Solo la commissione di particolari e specifiche tipologie di reato, crea la fattispecie giuridica affinché una società possa, eventualmente, essere ritenuta responsabile di un illecito amministrativo.
Tali reati, dettagliati e precisamente elencati dalla norma stessa, devono, di fatto, essere commessi dai soggetti apicali della società (amministratori, direttori generali dotati di ampi poteri gestori), nell’interesse o a vantaggio della stessa.
Ma quando si può dire che un reato, definito come “presupposto” della responsabilità amministrativa, viene commesso nell’interesse o a vantaggio dell’Ente?
Una risposta compiuta alla domanda l’ha offerta la Corte di Cassazione (Sentenza n. 39615/2022), pronunciandosi in merito ad un ricorso proposto da un Ente condannato per l’illecito amministrativo di cui all’articolo 25 septies, D.Lgs. 231/2001, rubricato “Omicidio colposo o lesioni gravi o gravissime commesse con violazione delle norme sulla tutela”.
Partendo dall’assunto che l’”interesse” e il “vantaggio” sono i due parametri di imputazione oggettiva di cui all’articolo 5, D.Lgs. 231/2001, in giurisprudenza si è affermata la teoria che questi sono due criteri diversi ed alternativi.
La Sentenza evidenzia come i termini di “interesse” e “vantaggio” riguardano “concetti giuridicamente diversi, potendosi distinguere un interesse “a monte” per effetto di un indebito arricchimento, prefigurato e magari non realizzato, in conseguenza dell’illecito, da un vantaggio obbiettivamente conseguito con la commissione del reato, seppure non prospettato ex ante, sicché l’interesse ed il vantaggio sono in concorso reale.

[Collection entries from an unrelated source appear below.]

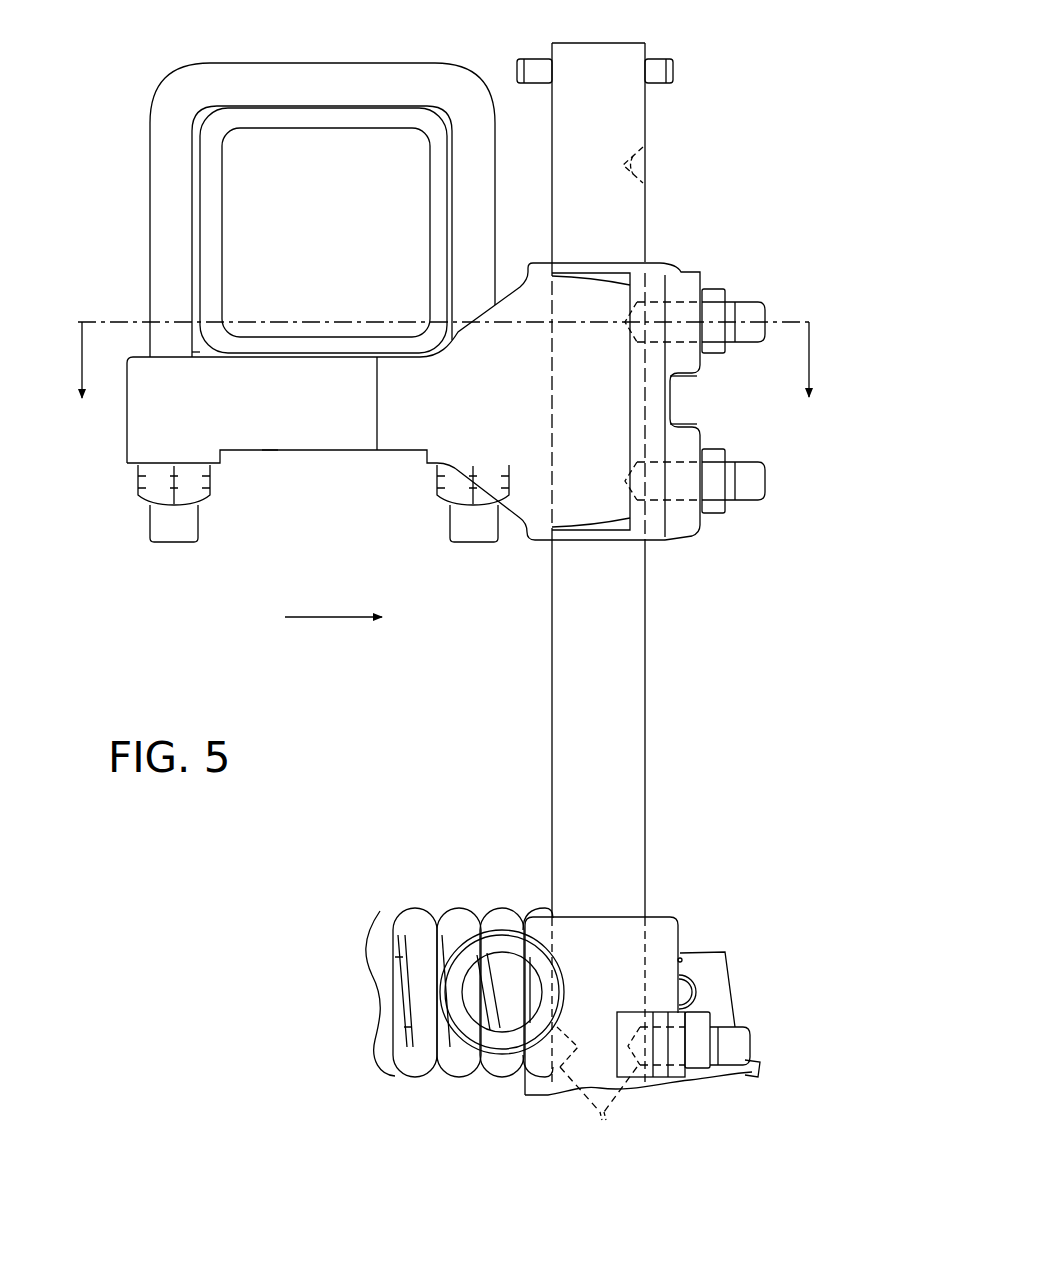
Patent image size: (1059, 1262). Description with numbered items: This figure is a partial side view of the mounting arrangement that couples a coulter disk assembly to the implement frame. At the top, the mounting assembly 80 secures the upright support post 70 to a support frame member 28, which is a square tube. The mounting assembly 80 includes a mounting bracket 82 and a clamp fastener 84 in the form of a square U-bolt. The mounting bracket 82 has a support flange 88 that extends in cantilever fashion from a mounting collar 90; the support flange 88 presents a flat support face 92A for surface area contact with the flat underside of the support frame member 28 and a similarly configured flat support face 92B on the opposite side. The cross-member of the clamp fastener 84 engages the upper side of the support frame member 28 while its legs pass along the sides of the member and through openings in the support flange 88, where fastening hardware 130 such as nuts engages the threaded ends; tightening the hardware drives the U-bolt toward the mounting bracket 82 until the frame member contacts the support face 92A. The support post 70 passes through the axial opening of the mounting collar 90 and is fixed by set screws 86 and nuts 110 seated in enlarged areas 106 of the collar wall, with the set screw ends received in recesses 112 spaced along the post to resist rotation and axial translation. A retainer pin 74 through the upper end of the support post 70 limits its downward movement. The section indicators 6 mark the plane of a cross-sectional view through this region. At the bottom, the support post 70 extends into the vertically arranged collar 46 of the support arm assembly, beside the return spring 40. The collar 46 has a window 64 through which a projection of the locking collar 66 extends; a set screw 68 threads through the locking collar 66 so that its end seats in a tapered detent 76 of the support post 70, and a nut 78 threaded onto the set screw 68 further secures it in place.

The section line 6- 6 is at (444, 377).
The support frame member 28 is at (330, 117).
The return spring 40 is at (387, 970).
The collar 46 is at (665, 930).
The window 64 is at (632, 1007).
The locking collar 66 is at (627, 1033).
The set screw 68 is at (740, 1027).
The support post 70 is at (628, 775).
The retainer pin 74 is at (657, 70).
The detent 76 is at (597, 1091).
The nut 78 is at (693, 1073).
The mounting assembly 80 is at (490, 615).
The mounting bracket 82 is at (393, 452).
The clamp fastener 84 is at (320, 64).
The set screws 86 is at (753, 312).
The support flange 88 is at (148, 427).
The mounting collar 90 is at (667, 260).
The flat support face 92A is at (200, 352).
The flat support face 92B is at (270, 452).
The enlarged areas 106 is at (685, 362).
The nuts 110 is at (708, 292).
The recesses 112 is at (640, 163).
The fastening hardware 130 is at (145, 490).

Come si vede, i due criteri vengono tenuti nettamente distinti, vale a dire operanti su piani diversi, uno (l’interesse) su quello soggettivo e l’altro (il vantaggio) su quello oggettivo”.
La Sentenza continua specificando che“l’interesse è il criterio soggettivo (indagabile ex ante) consistente nella prospettazione finalistica, da parte del reo persona fisica, di arrecare un interesse all’ente mediante il compimento del reato, a nulla valendo che poi tale interesse sia stato concretamente raggiunto o meno”, mentre “il vantaggio, al contrario, è il criterio oggettivo (da valutare ex post), consistente nell’effettivo godimento, da parte dell’ente, di un vantaggio concreto dovuto alla commissione del reato”.
Viene poi ulteriormente evidenziato come tale impostazione giuridica sia stata “abbracciata” dalle Sezioni Unite (Sentenza n. 38343/2014) stabilendo che “in tema di responsabilità da reato degli enti, i criteri di imputazione oggettiva, rappresentati dal riferimento contenuto nell’art. 5 del D.Lgs. 231 del 2001 all”‘interesse o al vantaggio”, sono alternativi e concorrenti tra loro, in quanto il criterio dell’interesse esprime una valutazione teleologica del reato, apprezzabile ex ante, cioè al momento della commissione del fatto e secondo un metro di giudizio marcatamente soggettivo, mentre quello del vantaggio ha una connotazione essenzialmente oggettiva, come tale valutabile ex post, sulla base degli effetti concretamente derivati dalla realizzazione dell’illecito”.
Altro aspetto di rilievo, contenuto nella Sentenza in commento, è che “la responsabilità degli enti può dunque essere definita come una vera e propria responsabilità da colpa di organizzazione, caratterizzata dal malfunzionamento della struttura organizzativa dell’ente, la quale dovrebbe essere volta – mediante adeguati modelli – a prevenire la commissione di reati”.
Sempre nel contesto della richiamata Sentenza n. 38343/2014, le Sezioni Unite hanno infatti affermato che “la colpa di organizzazione è fondata sul rimprovero derivante dall’inottemperanza da parte dell’ente dell’obbligo di adottare le cautele, organizzative e gestionali, necessarie a prevenire la commissione dei reati previsti tra quelli idonei a fondare la responsabilità del soggetto collettivo, dovendo tali accorgimenti essere consacrati in un documento che individua i rischi e delinea le misure atte a contrastarli”.